No me decepcioné. Después de tantos meses, estaba curtida en decepciones y sabía que aquella visita no sería la solución a todas mis dudas.
—Pero quien vendió esa propiedad de Estrasburgo tenía que estar legitimado para vender y, por tanto, ser su dueño. Aunque la venta se llevara a cabo a través de una sociedad, de algún modo la sociedad debería tener potestad para hacerlo.
—En principio, sí… Verá, doctora, este asunto tiene más de treinta años, fue mi abuelo quien lo llevó. A simple vista, el expediente no expone nada singular: únicamente se trata de la constitución de una sociedad anónima, entre cuyos activos figura la mencionada propiedad de Estrasburgo. También incluye los poderes que se otorgaron a favor de Claramunt Abogados para llevar a cabo la compraventa. El contrato de compraventa propiamente dicho y toda la documentación aneja: notario, registro, etc.
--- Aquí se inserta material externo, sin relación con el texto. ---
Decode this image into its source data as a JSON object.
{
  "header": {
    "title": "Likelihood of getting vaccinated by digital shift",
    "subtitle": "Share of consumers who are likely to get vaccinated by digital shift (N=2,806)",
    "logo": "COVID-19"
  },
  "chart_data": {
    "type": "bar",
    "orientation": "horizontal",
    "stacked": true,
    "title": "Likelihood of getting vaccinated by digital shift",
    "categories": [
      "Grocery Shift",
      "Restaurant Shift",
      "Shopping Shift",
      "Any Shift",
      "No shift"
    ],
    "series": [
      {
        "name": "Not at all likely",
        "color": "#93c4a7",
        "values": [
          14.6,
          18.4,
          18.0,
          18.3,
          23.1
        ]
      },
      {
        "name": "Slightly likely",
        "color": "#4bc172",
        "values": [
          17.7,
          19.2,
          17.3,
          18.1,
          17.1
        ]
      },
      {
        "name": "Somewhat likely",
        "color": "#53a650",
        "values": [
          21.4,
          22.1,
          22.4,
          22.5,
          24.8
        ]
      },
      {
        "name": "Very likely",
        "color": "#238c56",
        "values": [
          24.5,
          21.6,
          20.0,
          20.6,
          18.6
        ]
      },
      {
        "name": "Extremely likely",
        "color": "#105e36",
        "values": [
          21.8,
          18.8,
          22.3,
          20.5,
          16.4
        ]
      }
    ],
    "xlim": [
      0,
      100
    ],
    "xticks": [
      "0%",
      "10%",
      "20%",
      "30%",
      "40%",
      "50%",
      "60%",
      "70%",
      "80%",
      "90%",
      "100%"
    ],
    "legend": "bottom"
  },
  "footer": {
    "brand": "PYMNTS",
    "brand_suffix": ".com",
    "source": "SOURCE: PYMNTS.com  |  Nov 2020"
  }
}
Se puede decir que la sociedad se constituyó con el único fin de realizar esta operación, porque al poco, se disolvió.
—Y entre los socios…
—No hay nadie que se apellide Bauer —concluyó él, leyéndome el pensamiento.
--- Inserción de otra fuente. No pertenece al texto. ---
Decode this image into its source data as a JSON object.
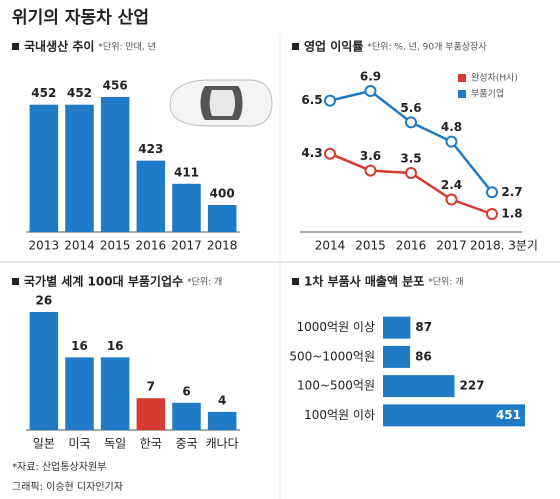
{
  "title": "위기의 자동차 산업",
  "chart_data": [
    {
      "type": "bar",
      "title": "국내생산 추이",
      "subtitle": "*단위: 만대, 년",
      "categories": [
        "2013",
        "2014",
        "2015",
        "2016",
        "2017",
        "2018"
      ],
      "values": [
        452,
        452,
        456,
        423,
        411,
        400
      ],
      "color": "#1f7bc6"
    },
    {
      "type": "line",
      "title": "영업 이익률",
      "subtitle": "*단위: %, 년, 90개 부품상장사",
      "categories": [
        "2014",
        "2015",
        "2016",
        "2017",
        "2018. 3분기"
      ],
      "series": [
        {
          "name": "완성차(H사)",
          "color": "#d63a30",
          "values": [
            4.3,
            3.6,
            3.5,
            2.4,
            1.8
          ]
        },
        {
          "name": "부품기업",
          "color": "#1f7bc6",
          "values": [
            6.5,
            6.9,
            5.6,
            4.8,
            2.7
          ]
        }
      ]
    },
    {
      "type": "bar",
      "title": "국가별 세계 100대 부품기업수",
      "subtitle": "*단위: 개",
      "categories": [
        "일본",
        "미국",
        "독일",
        "한국",
        "중국",
        "캐나다"
      ],
      "values": [
        26,
        16,
        16,
        7,
        6,
        4
      ],
      "colors": [
        "#1f7bc6",
        "#1f7bc6",
        "#1f7bc6",
        "#d63a30",
        "#1f7bc6",
        "#1f7bc6"
      ]
    },
    {
      "type": "barh",
      "title": "1차 부품사 매출액 분포",
      "subtitle": "*단위: 개",
      "categories": [
        "1000억원 이상",
        "500~1000억원",
        "100~500억원",
        "100억원 이하"
      ],
      "values": [
        87,
        86,
        227,
        451
      ],
      "color": "#1f7bc6"
    }
  ],
  "source": "*자료: 산업통상자원부",
  "credit": "그래픽: 이승현 디자인기자"
}
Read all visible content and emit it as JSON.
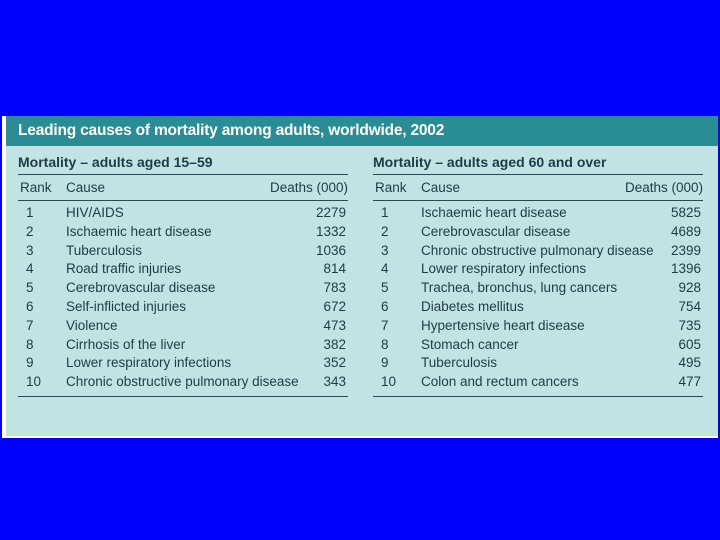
{
  "title": "Leading causes of mortality among adults, worldwide, 2002",
  "colors": {
    "background": "#0000ff",
    "header": "#2a8c94",
    "table_bg": "#c2e3e3"
  },
  "tables": [
    {
      "title": "Mortality – adults aged 15–59",
      "columns": {
        "rank": "Rank",
        "cause": "Cause",
        "deaths": "Deaths (000)"
      },
      "rows": [
        {
          "rank": "1",
          "cause": "HIV/AIDS",
          "deaths": "2279"
        },
        {
          "rank": "2",
          "cause": "Ischaemic heart disease",
          "deaths": "1332"
        },
        {
          "rank": "3",
          "cause": "Tuberculosis",
          "deaths": "1036"
        },
        {
          "rank": "4",
          "cause": "Road traffic injuries",
          "deaths": "814"
        },
        {
          "rank": "5",
          "cause": "Cerebrovascular disease",
          "deaths": "783"
        },
        {
          "rank": "6",
          "cause": "Self-inflicted injuries",
          "deaths": "672"
        },
        {
          "rank": "7",
          "cause": "Violence",
          "deaths": "473"
        },
        {
          "rank": "8",
          "cause": "Cirrhosis of the liver",
          "deaths": "382"
        },
        {
          "rank": "9",
          "cause": "Lower respiratory infections",
          "deaths": "352"
        },
        {
          "rank": "10",
          "cause": "Chronic obstructive pulmonary disease",
          "deaths": "343"
        }
      ]
    },
    {
      "title": "Mortality – adults aged 60 and over",
      "columns": {
        "rank": "Rank",
        "cause": "Cause",
        "deaths": "Deaths (000)"
      },
      "rows": [
        {
          "rank": "1",
          "cause": "Ischaemic heart disease",
          "deaths": "5825"
        },
        {
          "rank": "2",
          "cause": "Cerebrovascular disease",
          "deaths": "4689"
        },
        {
          "rank": "3",
          "cause": "Chronic obstructive pulmonary disease",
          "deaths": "2399"
        },
        {
          "rank": "4",
          "cause": "Lower respiratory infections",
          "deaths": "1396"
        },
        {
          "rank": "5",
          "cause": "Trachea, bronchus, lung cancers",
          "deaths": "928"
        },
        {
          "rank": "6",
          "cause": "Diabetes mellitus",
          "deaths": "754"
        },
        {
          "rank": "7",
          "cause": "Hypertensive heart disease",
          "deaths": "735"
        },
        {
          "rank": "8",
          "cause": "Stomach cancer",
          "deaths": "605"
        },
        {
          "rank": "9",
          "cause": "Tuberculosis",
          "deaths": "495"
        },
        {
          "rank": "10",
          "cause": "Colon and rectum cancers",
          "deaths": "477"
        }
      ]
    }
  ]
}
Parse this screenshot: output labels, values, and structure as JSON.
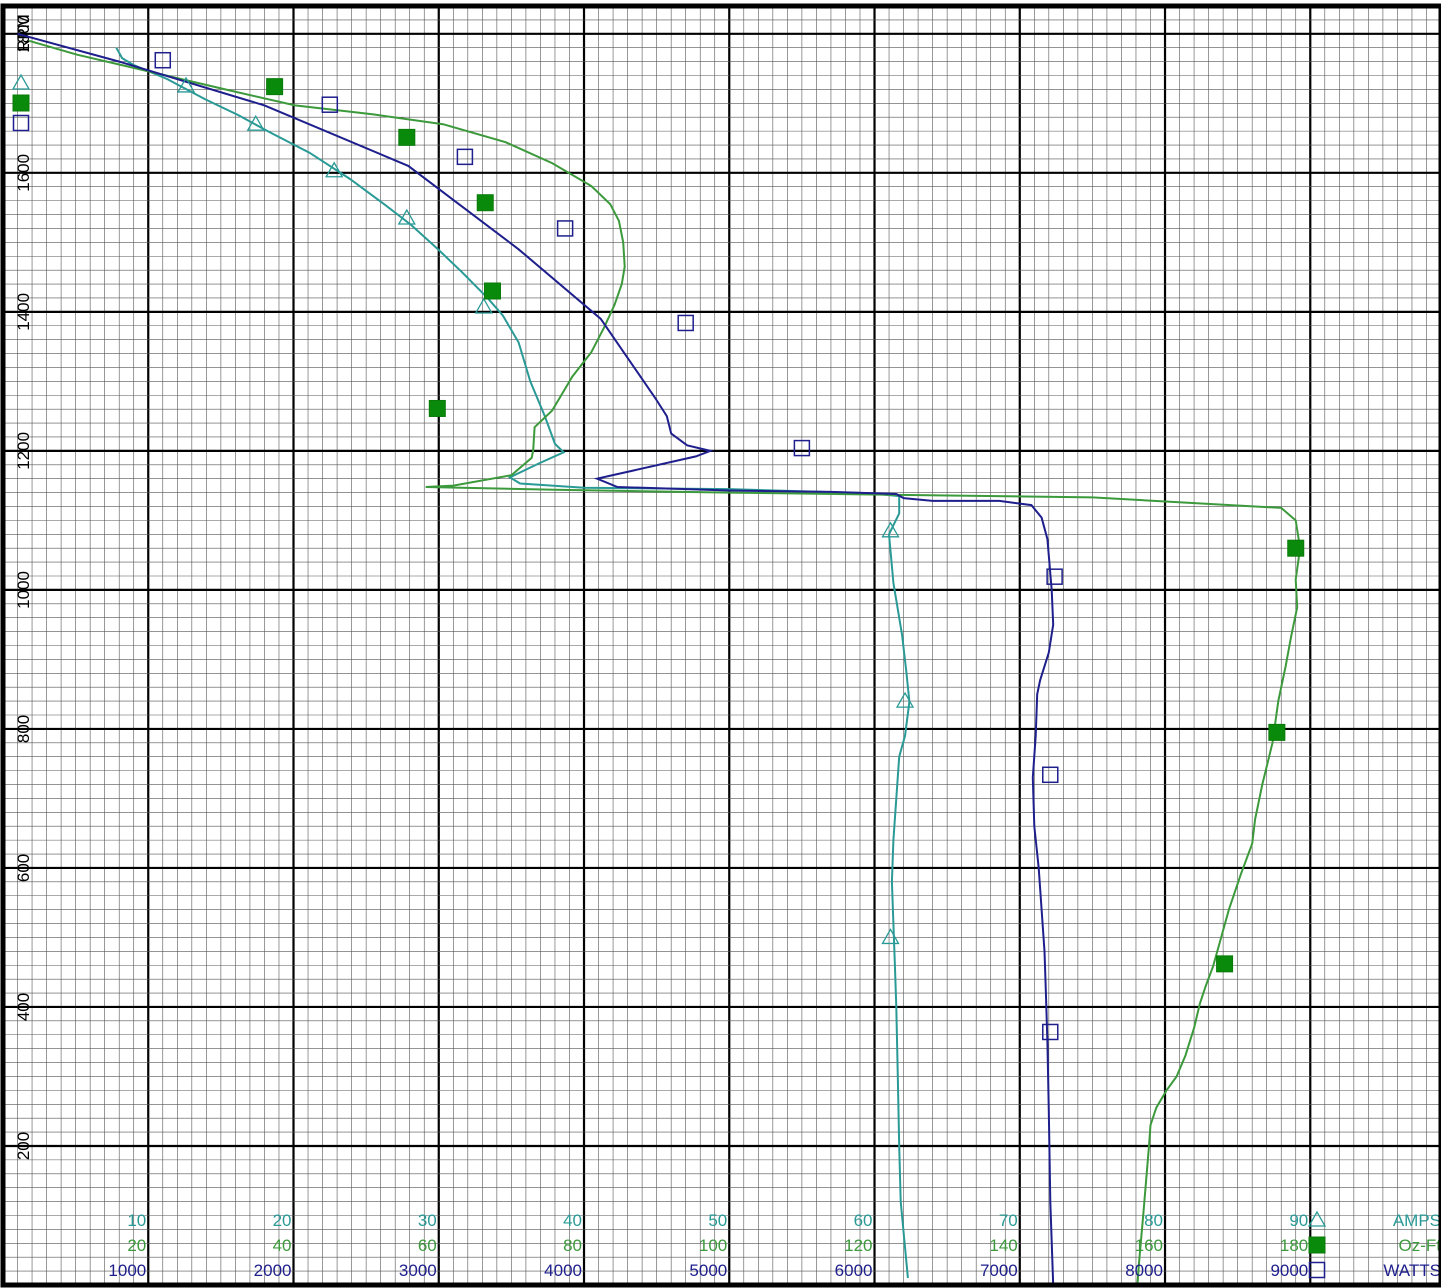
{
  "chart_data": {
    "type": "line",
    "axis_title": "RPM",
    "y_axis": {
      "label": "RPM",
      "ylim": [
        0,
        1840
      ],
      "ticks": [
        200,
        400,
        600,
        800,
        1000,
        1200,
        1400,
        1600,
        1800
      ]
    },
    "x_axis": {
      "xlim": [
        0,
        9900
      ],
      "tick_rows": [
        {
          "series": "AMPS",
          "labels": [
            "10",
            "20",
            "30",
            "40",
            "50",
            "60",
            "70",
            "80",
            "90"
          ]
        },
        {
          "series": "Oz-Ft",
          "labels": [
            "20",
            "40",
            "60",
            "80",
            "100",
            "120",
            "140",
            "160",
            "180"
          ]
        },
        {
          "series": "WATTS",
          "labels": [
            "1000",
            "2000",
            "3000",
            "4000",
            "5000",
            "6000",
            "7000",
            "8000",
            "9000"
          ]
        }
      ]
    },
    "grid": true,
    "legend_position": "bottom-right",
    "series": [
      {
        "name": "AMPS",
        "color": "#2a9a96",
        "marker": "open-triangle",
        "points": [
          [
            7.8,
            1780
          ],
          [
            8.2,
            1765
          ],
          [
            9.0,
            1755
          ],
          [
            11.3,
            1735
          ],
          [
            13.9,
            1706
          ],
          [
            16.2,
            1683
          ],
          [
            18.3,
            1659
          ],
          [
            21.1,
            1629
          ],
          [
            23.9,
            1591
          ],
          [
            26.3,
            1554
          ],
          [
            28.1,
            1525
          ],
          [
            29.9,
            1491
          ],
          [
            31.6,
            1457
          ],
          [
            33.4,
            1419
          ],
          [
            34.4,
            1395
          ],
          [
            35.5,
            1356
          ],
          [
            36.3,
            1300
          ],
          [
            37.3,
            1250
          ],
          [
            38.0,
            1210
          ],
          [
            38.6,
            1198
          ],
          [
            36.9,
            1182
          ],
          [
            34.9,
            1162
          ],
          [
            35.6,
            1153
          ],
          [
            40.0,
            1147
          ],
          [
            50.0,
            1145
          ],
          [
            59.7,
            1139
          ],
          [
            61.7,
            1135
          ],
          [
            61.7,
            1110
          ],
          [
            61.0,
            1080
          ],
          [
            61.3,
            1010
          ],
          [
            61.9,
            935
          ],
          [
            62.2,
            880
          ],
          [
            62.4,
            839
          ],
          [
            62.1,
            790
          ],
          [
            61.7,
            760
          ],
          [
            61.5,
            700
          ],
          [
            61.3,
            640
          ],
          [
            61.2,
            580
          ],
          [
            61.3,
            520
          ],
          [
            61.4,
            460
          ],
          [
            61.5,
            400
          ],
          [
            61.6,
            300
          ],
          [
            61.7,
            200
          ],
          [
            61.8,
            120
          ],
          [
            62.3,
            10
          ]
        ],
        "markers": [
          [
            12.6,
            1725
          ],
          [
            17.4,
            1670
          ],
          [
            22.8,
            1603
          ],
          [
            27.8,
            1535
          ],
          [
            33.1,
            1407
          ],
          [
            61.1,
            1085
          ],
          [
            62.1,
            840
          ],
          [
            61.1,
            500
          ]
        ]
      },
      {
        "name": "Oz-Ft",
        "color": "#3c9a3c",
        "marker": "filled-square",
        "points": [
          [
            3.6,
            1790
          ],
          [
            10.2,
            1770
          ],
          [
            20.4,
            1745
          ],
          [
            30.6,
            1720
          ],
          [
            40.2,
            1697
          ],
          [
            51.0,
            1684
          ],
          [
            60.6,
            1670
          ],
          [
            69.2,
            1644
          ],
          [
            75.6,
            1614
          ],
          [
            81.0,
            1581
          ],
          [
            83.6,
            1555
          ],
          [
            84.8,
            1531
          ],
          [
            85.4,
            1500
          ],
          [
            85.6,
            1465
          ],
          [
            85.2,
            1440
          ],
          [
            84.2,
            1410
          ],
          [
            82.8,
            1378
          ],
          [
            81.0,
            1342
          ],
          [
            78.4,
            1307
          ],
          [
            75.6,
            1258
          ],
          [
            73.2,
            1234
          ],
          [
            73.0,
            1201
          ],
          [
            72.8,
            1190
          ],
          [
            70.0,
            1165
          ],
          [
            62.0,
            1150
          ],
          [
            58.2,
            1148
          ],
          [
            76.0,
            1144
          ],
          [
            100.0,
            1140
          ],
          [
            150.0,
            1133
          ],
          [
            176.0,
            1118
          ],
          [
            178.0,
            1100
          ],
          [
            178.6,
            1060
          ],
          [
            178.0,
            1015
          ],
          [
            178.2,
            975
          ],
          [
            177.4,
            935
          ],
          [
            176.6,
            890
          ],
          [
            175.6,
            840
          ],
          [
            174.8,
            780
          ],
          [
            173.4,
            720
          ],
          [
            172.4,
            670
          ],
          [
            172.0,
            635
          ],
          [
            170.4,
            590
          ],
          [
            168.8,
            540
          ],
          [
            167.6,
            495
          ],
          [
            166.6,
            458
          ],
          [
            165.6,
            430
          ],
          [
            164.8,
            405
          ],
          [
            164.0,
            370
          ],
          [
            162.8,
            330
          ],
          [
            161.6,
            300
          ],
          [
            160.2,
            280
          ],
          [
            158.8,
            255
          ],
          [
            158.0,
            230
          ],
          [
            157.8,
            200
          ],
          [
            157.4,
            150
          ],
          [
            157.0,
            100
          ],
          [
            156.4,
            30
          ],
          [
            156.2,
            0
          ]
        ],
        "markers": [
          [
            1.4,
            1880
          ],
          [
            37.4,
            1724
          ],
          [
            55.6,
            1651
          ],
          [
            66.4,
            1557
          ],
          [
            67.4,
            1430
          ],
          [
            59.8,
            1261
          ],
          [
            178.0,
            1060
          ],
          [
            175.4,
            795
          ],
          [
            168.2,
            462
          ]
        ]
      },
      {
        "name": "WATTS",
        "color": "#1e1f8c",
        "marker": "open-square",
        "points": [
          [
            100,
            1800
          ],
          [
            800,
            1760
          ],
          [
            1800,
            1697
          ],
          [
            2790,
            1610
          ],
          [
            3550,
            1490
          ],
          [
            4115,
            1390
          ],
          [
            4490,
            1276
          ],
          [
            4570,
            1250
          ],
          [
            4600,
            1225
          ],
          [
            4710,
            1208
          ],
          [
            4870,
            1200
          ],
          [
            4770,
            1192
          ],
          [
            4090,
            1160
          ],
          [
            4230,
            1148
          ],
          [
            5000,
            1143
          ],
          [
            5700,
            1141
          ],
          [
            6150,
            1138
          ],
          [
            6200,
            1132
          ],
          [
            6400,
            1128
          ],
          [
            6860,
            1128
          ],
          [
            7080,
            1122
          ],
          [
            7150,
            1104
          ],
          [
            7190,
            1073
          ],
          [
            7220,
            1000
          ],
          [
            7230,
            950
          ],
          [
            7200,
            910
          ],
          [
            7140,
            870
          ],
          [
            7120,
            850
          ],
          [
            7110,
            790
          ],
          [
            7090,
            730
          ],
          [
            7100,
            660
          ],
          [
            7130,
            600
          ],
          [
            7150,
            540
          ],
          [
            7170,
            480
          ],
          [
            7180,
            420
          ],
          [
            7190,
            350
          ],
          [
            7200,
            250
          ],
          [
            7210,
            120
          ],
          [
            7230,
            0
          ]
        ],
        "markers": [
          [
            100,
            1871
          ],
          [
            1100,
            1762
          ],
          [
            2250,
            1698
          ],
          [
            3180,
            1623
          ],
          [
            3870,
            1520
          ],
          [
            4700,
            1384
          ],
          [
            5500,
            1204
          ],
          [
            7240,
            1019
          ],
          [
            7210,
            734
          ],
          [
            7210,
            364
          ]
        ]
      }
    ],
    "legend": [
      {
        "label": "AMPS",
        "color": "#2a9a96",
        "marker": "open-triangle"
      },
      {
        "label": "Oz-Ft",
        "color": "#3c9a3c",
        "marker": "filled-square"
      },
      {
        "label": "WATTS",
        "color": "#1e1f8c",
        "marker": "open-square"
      }
    ]
  }
}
—Ni tampoco hay forma de averiguar cómo y de quién adquiere la sociedad esa propiedad…
—Con lo que hay aquí, me temo que no.
Entonces sí que empecé a sucumbir a la desilusión: ¿es que no me llevaría de aquel encuentro ni siquiera un nombre o un dato del que seguir tirando? Sin embargo, antes de que me diera tiempo a mostrar mi desengaño, el señor Claramunt continuó:
—Pero, como le decía, este asunto lo llevó mi abuelo, que todavía vive. Tiene noventa y cinco años, una salud de hierro y, lo que es mejor, una memoria prodigiosa. Como siento curiosidad por este tema, anoche hablé con él. Se acordaba de este asunto a la perfección porque, casualmente, mantenía cierta amistad con quien se lo encargó. Aunque lamento comunicarle que esa persona ha muerto recientemente.
—Oh, vaya… —Ya nada pudo evitar que manifestase sin reparos que aquella reunión se estaba convirtiendo en una enojosa sucesión de jarros de agua fría.
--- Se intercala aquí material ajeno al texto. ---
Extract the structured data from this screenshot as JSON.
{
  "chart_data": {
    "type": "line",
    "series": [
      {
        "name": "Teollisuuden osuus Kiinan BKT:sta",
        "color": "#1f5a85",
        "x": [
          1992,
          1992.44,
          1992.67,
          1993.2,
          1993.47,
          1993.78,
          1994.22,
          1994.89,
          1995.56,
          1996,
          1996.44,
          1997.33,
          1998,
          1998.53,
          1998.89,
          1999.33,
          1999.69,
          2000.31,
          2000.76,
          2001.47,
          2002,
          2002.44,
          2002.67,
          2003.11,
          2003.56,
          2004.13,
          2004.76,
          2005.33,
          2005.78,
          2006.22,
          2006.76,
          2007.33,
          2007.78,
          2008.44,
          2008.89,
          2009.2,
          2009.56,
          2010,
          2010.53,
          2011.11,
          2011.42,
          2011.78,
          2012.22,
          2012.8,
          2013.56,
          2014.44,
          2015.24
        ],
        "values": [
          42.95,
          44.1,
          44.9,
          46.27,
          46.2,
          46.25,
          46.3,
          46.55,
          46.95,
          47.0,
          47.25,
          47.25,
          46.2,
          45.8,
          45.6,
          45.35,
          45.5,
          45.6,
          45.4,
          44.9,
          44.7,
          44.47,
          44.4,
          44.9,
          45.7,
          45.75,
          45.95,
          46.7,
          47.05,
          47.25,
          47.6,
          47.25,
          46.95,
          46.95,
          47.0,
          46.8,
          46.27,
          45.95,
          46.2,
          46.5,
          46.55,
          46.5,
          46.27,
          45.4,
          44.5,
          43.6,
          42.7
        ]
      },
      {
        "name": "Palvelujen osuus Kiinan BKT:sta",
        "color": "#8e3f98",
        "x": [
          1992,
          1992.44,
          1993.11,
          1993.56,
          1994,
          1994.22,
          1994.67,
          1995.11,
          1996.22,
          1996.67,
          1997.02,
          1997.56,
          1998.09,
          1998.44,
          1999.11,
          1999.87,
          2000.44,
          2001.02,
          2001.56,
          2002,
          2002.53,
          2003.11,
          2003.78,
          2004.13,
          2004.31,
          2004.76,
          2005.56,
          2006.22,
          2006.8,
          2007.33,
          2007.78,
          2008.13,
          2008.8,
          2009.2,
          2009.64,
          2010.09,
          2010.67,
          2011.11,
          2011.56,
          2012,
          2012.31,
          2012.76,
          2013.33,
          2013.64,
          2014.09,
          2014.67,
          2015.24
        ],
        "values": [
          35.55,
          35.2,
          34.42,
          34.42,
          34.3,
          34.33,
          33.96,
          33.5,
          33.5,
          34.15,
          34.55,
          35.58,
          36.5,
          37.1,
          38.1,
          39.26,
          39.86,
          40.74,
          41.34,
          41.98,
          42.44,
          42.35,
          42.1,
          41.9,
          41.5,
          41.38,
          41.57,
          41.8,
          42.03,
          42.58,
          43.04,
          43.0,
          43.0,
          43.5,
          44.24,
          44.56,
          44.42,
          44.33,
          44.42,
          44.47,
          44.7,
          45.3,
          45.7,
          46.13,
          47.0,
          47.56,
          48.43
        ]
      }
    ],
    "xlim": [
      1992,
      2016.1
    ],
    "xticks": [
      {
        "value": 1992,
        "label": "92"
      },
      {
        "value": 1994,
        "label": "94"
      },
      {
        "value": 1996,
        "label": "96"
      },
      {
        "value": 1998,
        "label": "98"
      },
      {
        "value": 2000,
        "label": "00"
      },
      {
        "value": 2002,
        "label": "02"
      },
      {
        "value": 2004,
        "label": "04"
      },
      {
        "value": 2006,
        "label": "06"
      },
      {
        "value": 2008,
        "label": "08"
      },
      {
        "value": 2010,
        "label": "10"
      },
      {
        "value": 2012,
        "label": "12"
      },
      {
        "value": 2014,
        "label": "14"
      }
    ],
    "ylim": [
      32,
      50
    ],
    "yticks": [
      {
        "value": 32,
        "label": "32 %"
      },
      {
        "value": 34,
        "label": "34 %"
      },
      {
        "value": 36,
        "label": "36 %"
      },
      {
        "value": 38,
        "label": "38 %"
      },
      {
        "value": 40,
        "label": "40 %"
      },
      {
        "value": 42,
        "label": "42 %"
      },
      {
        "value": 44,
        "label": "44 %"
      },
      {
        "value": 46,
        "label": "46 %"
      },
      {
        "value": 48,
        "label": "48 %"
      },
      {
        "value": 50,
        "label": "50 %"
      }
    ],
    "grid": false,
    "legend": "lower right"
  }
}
—No se desanime. Lo que puede ser una mala noticia para usted, a mí me permite levantar la mano en cuanto al cumplimiento del deber del secreto profesional se refiere…
—¿Qué quiere decir? —pregunté con cautela, no quería hacerme ilusiones.
—Quiero decir que si esa persona ya ha fallecido, no hay ningún inconveniente en que yo le revele su identidad y sus datos. Quizá con ellos pueda localizar a algún familiar que le facilite más información.
Sé que la cara me debió de brillar como la de un niño frente a un caramelo. Quizá por eso Roger Claramunt sonreía con satisfacción.
—¿Sería eso posible? Le estaría muy agradecida. Ya no me quedan muchas puertas a las que llamar antes de darme por vencida.
Su respuesta se materializó abriendo el expediente, cogiendo papel y bolígrafo Montblanc y comenzando a apuntar. Hizo todo ello sin perder la sonrisa.
—Aquí tiene…
—Gracias.
Deslicé la vista por el papel:
Stéphane Debousse
L’Ametller, Camí de Cala Blau, s/n
Deià, Mallorca
—Stéphane Debousse —leí en voz alta—. ¿Francés?
—Suizo.
Volví a mirar mi último trofeo. De papel en papel, como en una búsqueda del tesoro para niños. Stéphane Debousse, suizo… Una vez más, a cada paso que daba hacia El Astrólogo parecía alejarme más de él.
—¿Qué vas a hacer?
—No lo sé, Alain —confesé desanimada—. El rastro se vuelve cada vez más confuso, si es que alguna vez fue claro. ¿Qué pinta ahora un suizo (por cierto, muerto) en todo esto?
—Sólo hay una forma de averiguarlo…
—Lo sé. Pero me da miedo que esta vez acabe definitivamente en un callejón sin salida. Me da miedo que esta vez simplemente acabe…
—No todo se habrá acabado, créeme. Siempre hay un después…
—¿Y estás segura de que eso te llevará a El Astrólogo?
—Claro que no, Konrad —confesé enojada—. No puedo estar segura de nada. Pero es lo único que tengo…
—¿Lo único que tienes después de tres meses de investigación?
—No empecemos, por favor. Si me vas a tratar como a uno de tus contables, te aseguro que cuelgo el teléfono.
—Está bien, meine Süße, no te pongas melodramática. Agota lo que tienes. Luego, ya veremos.